Una vez más, Rod Stewart mostró todo lo que es: un showman enorme, un cantante extraordinario, un rubio divertido; un artista que tiene una cantera inagotable de éxitos, y que aún a sus 80 años sigue siendo capaz que magnetizar a una audiencia. En la noche del miércoles (hoy vuelve a presentarse), en el Movistar Arena, también supo ocultar lo que no es: un joven resistente, capaz de realizar un rally aeróbico de dos horas como si fuera una caminata ligera a la esquina.
Pero ahí está la magia de este viejo zorro del escenario porque nadie puede entender, más allá de entrenamientos y cuidados, cómo Rod Stewart aguanta un show tan intenso y generoso, variado y sorprendente; un poco kitsch y otro poco sobrio, un tanto cocoliche, tal vez.
La cantidad de recursos que Stewart despliega a lo largo de sus dos horas de show es impresionante. Ya no tiene un trote largo, pero esas arremetidas cortas que hace sobre el escenario son únicas; sus paradas, sus pasos de baile, sus muecas burlonas, sus gestos de autoridad, socarrones, teatrales, efectistas y efectivos. ¡Y sin despeinarse!
La configuración de su banda se asemeja a la de un equipo de fútbol agrandado: seis mujeres y cinco varones, con Rod Stewart en un plano diferente. Se podría pensar, a priori, que las seis chicas cumplirían un rol entre bailarinas y voces de apoyo, pero rápidamente esa noción queda en el olvido, porque además de bailar y cantar bien, tocan violín, mandolina, guitarras, percusión y hasta un arpa que sorprendió al sonar el primer lento de la noche: First Cut is the Deepest, en una monumental versión del clásico de Cat Stevens, del cual Rod Stewart se adueñó hace varias décadas. Una señora entusiasmada gritaba: “¡Veniiiií! ¡Fila cuatro!”

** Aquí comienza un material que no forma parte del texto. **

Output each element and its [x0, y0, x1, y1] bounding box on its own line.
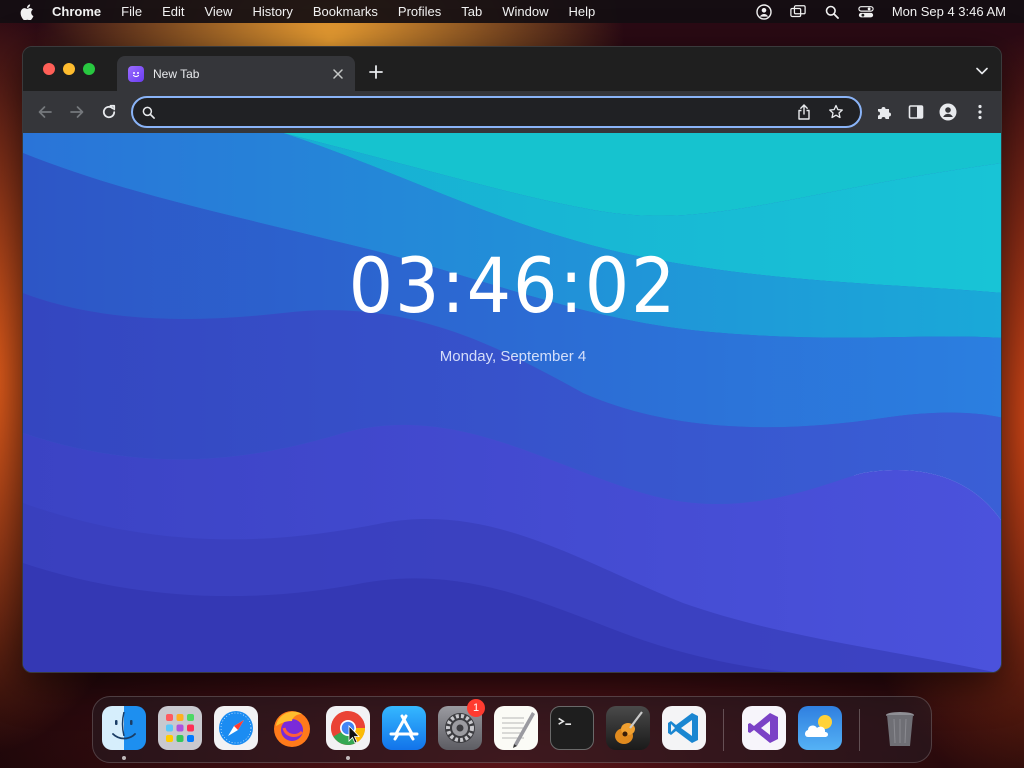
finder-icon[interactable] [102, 706, 146, 750]
extensions-puzzle-icon[interactable] [875, 103, 893, 121]
menu-window[interactable]: Window [502, 4, 548, 19]
system-settings-badge: 1 [467, 699, 485, 717]
textedit-icon[interactable] [494, 706, 538, 750]
weather-icon[interactable] [798, 706, 842, 750]
control-center-icon[interactable] [858, 4, 874, 20]
wave-background [23, 133, 1001, 672]
visual-studio-icon[interactable] [742, 706, 786, 750]
chrome-icon[interactable] [326, 706, 370, 750]
tab-new-tab[interactable]: New Tab [117, 56, 355, 91]
profile-avatar-icon[interactable] [939, 103, 957, 121]
apple-menu-icon[interactable] [18, 3, 36, 21]
window-close-button[interactable] [43, 63, 55, 75]
menu-bar-status-area: Mon Sep 4 3:46 AM [738, 0, 1006, 23]
address-input[interactable] [165, 104, 796, 120]
menu-file[interactable]: File [121, 4, 142, 19]
tab-search-chevron-down-icon[interactable] [975, 64, 989, 78]
tab-close-icon[interactable] [330, 66, 346, 82]
forward-arrow-icon[interactable] [67, 102, 87, 122]
dock: 1 [92, 696, 932, 763]
browser-toolbar [23, 91, 1001, 133]
launchpad-icon[interactable] [158, 706, 202, 750]
garageband-icon[interactable] [606, 706, 650, 750]
clock-time: 03:46:02 [348, 241, 678, 330]
finder-running-indicator [122, 756, 126, 760]
menu-bar: Chrome File Edit View History Bookmarks … [0, 0, 1024, 23]
reload-icon[interactable] [99, 102, 119, 122]
firefox-icon[interactable] [270, 706, 314, 750]
menu-tab[interactable]: Tab [461, 4, 482, 19]
chrome-running-indicator [346, 756, 350, 760]
menu-history[interactable]: History [252, 4, 292, 19]
terminal-icon[interactable] [550, 706, 594, 750]
dock-separator-trash [859, 709, 860, 751]
side-panel-icon[interactable] [907, 103, 925, 121]
menu-edit[interactable]: Edit [162, 4, 184, 19]
trash-icon[interactable] [878, 706, 922, 750]
search-icon [141, 105, 155, 119]
menu-app-name[interactable]: Chrome [52, 4, 101, 19]
menu-bar-clock[interactable]: Mon Sep 4 3:46 AM [892, 4, 1006, 19]
more-menu-icon[interactable] [971, 103, 989, 121]
tab-title: New Tab [153, 66, 200, 81]
vscode-icon[interactable] [662, 706, 706, 750]
window-zoom-button[interactable] [83, 63, 95, 75]
user-switch-icon[interactable] [756, 3, 772, 20]
back-arrow-icon[interactable] [35, 102, 55, 122]
screen-mirroring-icon[interactable] [790, 4, 806, 20]
window-minimize-button[interactable] [63, 63, 75, 75]
safari-icon[interactable] [214, 706, 258, 750]
spotlight-search-icon[interactable] [824, 4, 840, 20]
clock-date: Monday, September 4 [439, 348, 587, 365]
address-bar[interactable] [131, 96, 862, 128]
menu-bookmarks[interactable]: Bookmarks [313, 4, 378, 19]
browser-window: New Tab 03:46:02 Monday, September 4 [22, 46, 1002, 673]
menu-help[interactable]: Help [569, 4, 596, 19]
bookmark-star-icon[interactable] [828, 104, 844, 120]
new-tab-extension-icon [128, 65, 144, 82]
new-tab-page: 03:46:02 Monday, September 4 [23, 133, 1001, 672]
tab-strip: New Tab [23, 47, 1001, 91]
dock-separator [723, 709, 724, 751]
app-store-icon[interactable] [382, 706, 426, 750]
share-icon[interactable] [796, 104, 812, 120]
menu-view[interactable]: View [204, 4, 232, 19]
new-tab-plus-icon[interactable] [367, 63, 385, 81]
menu-profiles[interactable]: Profiles [398, 4, 441, 19]
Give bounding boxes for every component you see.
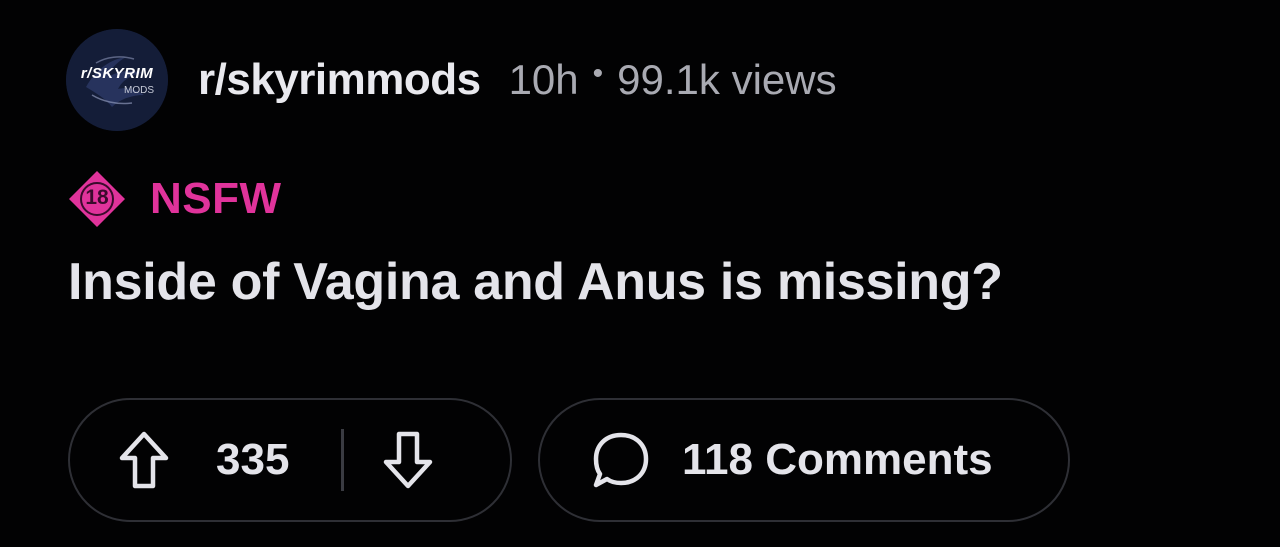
vote-count: 335	[216, 435, 290, 484]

Antes habían sonado Infatuation, poderoso rock ochentoso; Tonight I’m Yours y el clásico de Motown, It Takes Two, que supo interpretar junto a Tina Turner, homenajeada desde las pantallas, al igual que después lo sería Christine McVie de Fleetwood Mac. Causaría sorpresa, ya al final del show la imagen de la tercera homenajeada: Eva Perón, cuya imagen gobernó el centro de la escena mientras la banda interpretaba Don’t cry for me, Argentina.
Fue el momento más serio de un recital nada serio, junto con la entonación de lo que puede ser la canción precursora del yacht-rock: Sailing, donde se hizo presente en pantalla la bandera argentina. Todos con gorra de capitán marítimo cantaron ese clásico junto al público, como si fuera un himno.
Y en el medio hubo de todo. Éxitos imbatibles que entraban como una daga al corazón de un público que los conoció en sus años mozos, como Tonight’s The Night.O Forever Young, cantada por todo el público.
Más allá de lo jacarandoso de la personalidad escénica de Rod, todavía sigue en pie el crooner, el cantante profundo que puede dotar de alas a una canción. Y eso se hizo visible cuando cantó I’d Rather go Blind.
Pese a que algunos temas variaron su tonalidad, Rod Stewart sigue siendo capaz de cantar y conmover en eso que es su especialidad: los blues, el soul, y las infinitas variantes de la música negra.